We propose the evolutionary sampling method, a genetic-algorithm-based approach for optimizing selective knowledge distillation in multi-agent reinforcement learning. Our method addresses the key limitations of existing CTDS frameworks through genetic algorithm optimization of sampling strategies. The proposed approach combines genetic algorithms with the CTDS paradigm to discover optimal sampling sequences. Instead of uniform knowledge distillation, our method employs selective sampling that focuses on samples with large Q-value differences between teacher and student models.
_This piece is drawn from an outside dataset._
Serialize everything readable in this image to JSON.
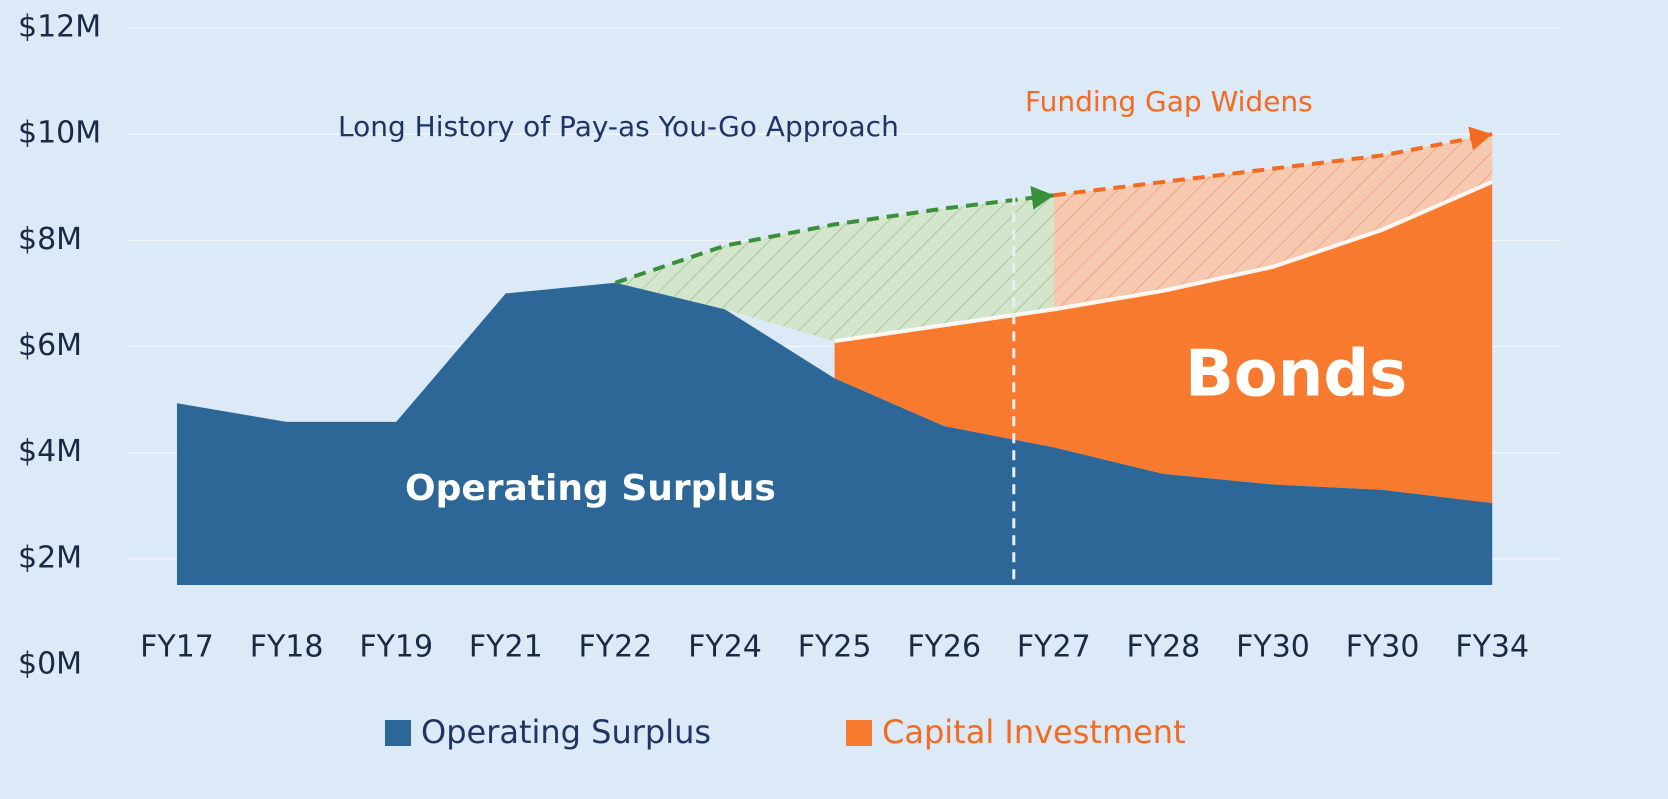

The genetic algorithm evolves sampling rate chromosomes through tournament selection, uniform crossover, and mutation operations to discover optimal adaptive sampling patterns. Experimental validation demonstrates that our method achieved superior performance compared to baseline CTDE algorithms and the original CTDS framework. Our approach contributes to the multi-agent reinforcement learning field by introducing a novel method for optimizing knowledge distillation processes. The integration of evolutionary computation with CTDS provides a principled framework for addressing sampling strategy optimization problems. Future research directions include exploring larger population sizes and investigating the application of our evolutionary sampling framework to other multi-agent environments.